Covid chez les enfants : entre fake news et vrais doutes, par le Pr Gilles Pialoux

Il est des signes qui, après vingt mois de pandémie, devraient avoir si ce n’est valeur d’alerte au moins force incitative à l’humilité. Tant pour les politiques que pour les polémistes, les experts, les sociétés savantes et autres observateurs. S’agissant de l’impact direct du Covid Delta chez les enfants sur fond de débat quant à l’opportunité, ou non, d’une vaccination chez les moins de 12 ans, on pourrait ne retenir qu’un chiffre : l’incidence des nouveaux cas de Covid chez les enfants de moins de 10 ans en Autriche serait de 4500 pour 100 000 habitants! Même si, tout particulièrement chez l’enfant, contamination ne veut pas dire maladie. Et maladie n’est pas synonyme de gravité. 

L’Autriche, rappelons-le, qui est le pays d’Europe qui a le plus dépisté dans les écoles, instituant le dépistage répété par test salivaire pour entrer à l’école. A Vienne, le dépistage est obligatoire dès l’âge de 6 ans et pour les enfants entre 12 et 15 ans, le « Pass Ninja » des écoles autrichiennes s’applique. Tournant ainsi le dos au dogme de « l’école ouverte quoi qu’il en coute » cher au ministre de l’Éducation nationale. Cette même Autriche qui subit de plein fouet une cinquième vague de forte ampleur en dépit, contrairement à certaines déclarations politiques, de la mise en place dès le 19 mai dernier d’un « passe sanitaire vert ». En France, où l’une des manières de ne pas fermer les écoles, a été d’y dépister peu, le dernier point de situation du ministère de l’Éducation nationale fait état de 4048 classes fermées à la date du jeudi 18 novembre, du fait d’au moins un cas. Situation partielle et partiale que résume parfaitement Vittoria Colliza (Inserm), spécialiste de la modélisation, dans le JDD : « les fermetures de classes ne représentent que ce qu’on voit, et on voit peu ». 

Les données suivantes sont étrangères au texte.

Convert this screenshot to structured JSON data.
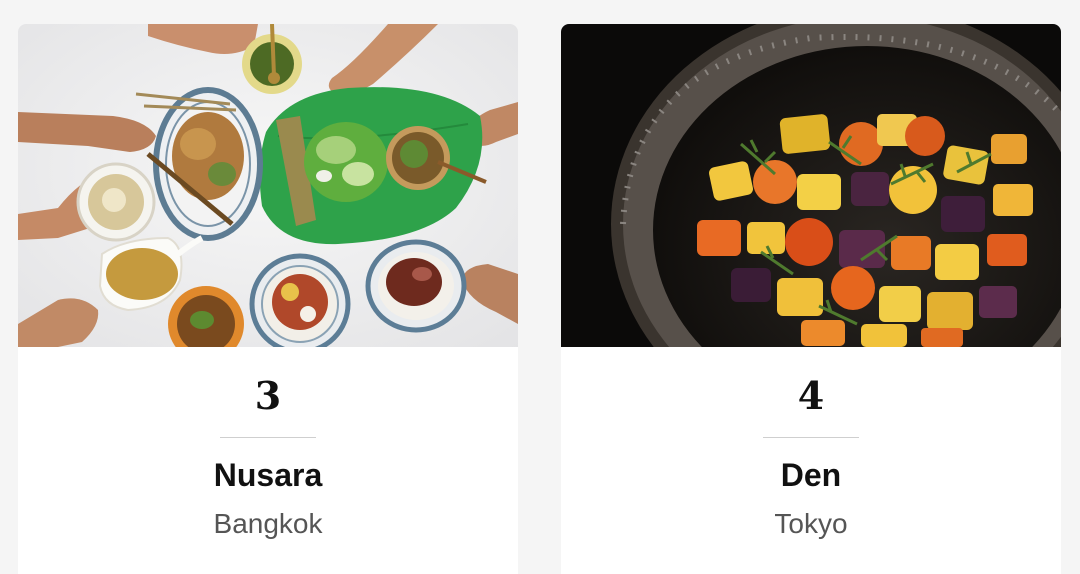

Le mythe de l’immunité « naturelle »

Une autre idée – mais on sait la distance tenue qui sépare l’idée de l’idéologie – (re)prend corps actuellement: celle de l’immunité « naturelle » des enfants comme porte de sortie à l’élargissement vaccinal des plus jeunes. Le terme « naturelle » n’étant que l’adaptation individuelle de l’immunité « collective ». En plus prosaïque : « tu joues au bac à sable avec les autres et tu attrapes la gastro et c’est immunisant… « . Certes la vaccination pédiatrique Covid n’est pas encore d’actualité faute de recul, de préparation de l’opinion publique et « d’aller vers » les 6,4 millions de français « éligibles » qui n’ont pas reçu la moindre dose vaccinale. Mais laisser courir l’idée de l’immunité collective des plus jeunes, celle-là même qui a plongé en début de première vague les États-Unis de l’ère Trump dans un chaos mortifère, pose question.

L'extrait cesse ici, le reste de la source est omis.